Padova. Incidente mortale, ieri in tarda serata sulla statale Battaglia ad Albignasego, a pochi chilometri da Padova. Un motociclista veronese ha perso la vita in un tremendo schianto contro un'auto. Un volo di almeno venti metri, poi il violento impatto sull'asfalto e la morte sul colpo. Così ha perso la vita Stefano Vaiente, 30 anni, di Verona, che viaggiava in sella ad una Kawasaki.
L'incidente è avvenuto alle 22.20 di ieri sera. Immediatamente sono stati chiamati i soccorsi ed è arrivata un'ambulanza, ma il personale sanitario accorso sul posto, per quel ragazzo non ha potuto fare più nulla. E un lenzuolo bianco ha coperto lo strazio di una altra vita persa sulle strade del fine settimana.

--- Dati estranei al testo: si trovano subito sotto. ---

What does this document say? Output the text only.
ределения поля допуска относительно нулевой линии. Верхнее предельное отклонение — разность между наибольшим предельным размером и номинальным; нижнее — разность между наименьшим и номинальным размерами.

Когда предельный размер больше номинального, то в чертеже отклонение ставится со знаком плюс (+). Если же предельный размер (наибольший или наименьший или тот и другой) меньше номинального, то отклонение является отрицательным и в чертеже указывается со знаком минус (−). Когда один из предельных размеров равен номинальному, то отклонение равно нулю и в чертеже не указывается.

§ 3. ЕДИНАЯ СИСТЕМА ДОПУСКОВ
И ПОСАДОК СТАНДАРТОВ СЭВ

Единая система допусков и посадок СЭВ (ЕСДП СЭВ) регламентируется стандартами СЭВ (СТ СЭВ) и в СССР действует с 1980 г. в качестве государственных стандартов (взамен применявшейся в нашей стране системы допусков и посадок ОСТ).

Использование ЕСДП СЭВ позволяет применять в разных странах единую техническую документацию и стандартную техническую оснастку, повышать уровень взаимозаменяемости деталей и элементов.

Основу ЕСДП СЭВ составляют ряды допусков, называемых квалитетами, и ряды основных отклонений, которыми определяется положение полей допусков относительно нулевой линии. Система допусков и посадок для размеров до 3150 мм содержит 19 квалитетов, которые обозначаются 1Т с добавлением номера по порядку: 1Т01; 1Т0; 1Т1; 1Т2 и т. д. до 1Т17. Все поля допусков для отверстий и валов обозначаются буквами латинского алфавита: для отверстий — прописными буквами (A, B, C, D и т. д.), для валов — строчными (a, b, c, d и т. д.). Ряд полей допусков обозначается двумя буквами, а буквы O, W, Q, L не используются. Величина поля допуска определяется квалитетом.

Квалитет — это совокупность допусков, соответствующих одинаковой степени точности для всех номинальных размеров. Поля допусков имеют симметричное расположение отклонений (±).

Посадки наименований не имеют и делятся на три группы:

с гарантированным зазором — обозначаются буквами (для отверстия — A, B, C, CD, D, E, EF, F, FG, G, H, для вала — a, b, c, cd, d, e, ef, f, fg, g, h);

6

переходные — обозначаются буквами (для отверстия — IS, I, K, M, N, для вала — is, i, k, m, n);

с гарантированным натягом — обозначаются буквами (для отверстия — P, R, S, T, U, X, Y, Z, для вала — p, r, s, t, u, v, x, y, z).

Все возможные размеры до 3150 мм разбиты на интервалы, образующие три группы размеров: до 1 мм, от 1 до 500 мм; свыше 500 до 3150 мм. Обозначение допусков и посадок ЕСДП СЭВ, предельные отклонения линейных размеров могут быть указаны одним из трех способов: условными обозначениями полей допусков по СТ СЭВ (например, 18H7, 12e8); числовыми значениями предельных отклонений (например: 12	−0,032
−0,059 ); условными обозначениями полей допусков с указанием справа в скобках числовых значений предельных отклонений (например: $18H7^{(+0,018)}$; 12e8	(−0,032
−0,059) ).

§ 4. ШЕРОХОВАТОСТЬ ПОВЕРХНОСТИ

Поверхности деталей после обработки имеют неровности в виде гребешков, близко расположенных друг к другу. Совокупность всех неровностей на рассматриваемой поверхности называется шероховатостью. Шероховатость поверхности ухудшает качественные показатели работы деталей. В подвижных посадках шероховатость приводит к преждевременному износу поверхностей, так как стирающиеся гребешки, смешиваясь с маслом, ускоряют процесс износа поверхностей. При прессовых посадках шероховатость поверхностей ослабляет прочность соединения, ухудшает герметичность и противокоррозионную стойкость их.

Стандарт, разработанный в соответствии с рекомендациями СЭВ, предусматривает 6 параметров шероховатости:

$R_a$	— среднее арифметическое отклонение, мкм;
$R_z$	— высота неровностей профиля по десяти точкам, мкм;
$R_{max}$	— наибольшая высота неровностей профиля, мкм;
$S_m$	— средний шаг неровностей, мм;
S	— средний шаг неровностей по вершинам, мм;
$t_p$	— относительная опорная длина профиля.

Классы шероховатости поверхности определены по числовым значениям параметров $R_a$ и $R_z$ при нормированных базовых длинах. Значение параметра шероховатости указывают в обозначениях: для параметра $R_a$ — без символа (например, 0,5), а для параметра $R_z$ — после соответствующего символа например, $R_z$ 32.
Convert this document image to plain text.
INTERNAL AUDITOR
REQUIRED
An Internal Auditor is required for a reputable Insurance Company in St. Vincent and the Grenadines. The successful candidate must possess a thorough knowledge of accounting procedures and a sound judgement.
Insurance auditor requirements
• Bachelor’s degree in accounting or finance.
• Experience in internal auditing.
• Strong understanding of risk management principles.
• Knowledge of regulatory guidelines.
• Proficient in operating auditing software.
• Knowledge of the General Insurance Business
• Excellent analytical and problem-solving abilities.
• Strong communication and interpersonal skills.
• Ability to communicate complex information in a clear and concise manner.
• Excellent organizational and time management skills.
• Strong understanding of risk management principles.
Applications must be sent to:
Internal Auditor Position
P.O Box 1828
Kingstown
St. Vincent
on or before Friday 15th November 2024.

Stefano Vaiente viaggiava in direzione di Padova. Arrivato all'altezza del Ponte della Cagna alla Mandriola, si è schiantato contro un'Audi 80 Station vagon che, procedendo in direzione opposta, stava svoltando in via Marconi. A bordo c'erano marito e moglie, sui sessant'anni, serbi, residenti a Bosco di Rubano, che stavano recandosi alla sagra di San Lorenzo ad Albignasego.
La scia nera della frenata che è stata lasciata dalla Kawasaki, ha segnato l'asfalto per una ventina di metri. Quindi l'impatto, violentissimo, sulla fiancata della vettura che stava svoltando. Il giovane «centauro» veronese è stato sbalzato dalla sella ed è piombato a terra dopo un volo di oltre di venti metri. Della sua moto è rimasto un groviglio di lamiere.
Subito sono intervenuti i carabinieri della compagnia di Abano Terme, che hanno iniziato i rilievi per ricostruire le cause e la dinamica della tragedia.
Il traffico, lungo la strada Battaglia, ha rapidamente iniziato a congestionarsi e le auto provenienti da Battaglia sono state deviate in via Marconi.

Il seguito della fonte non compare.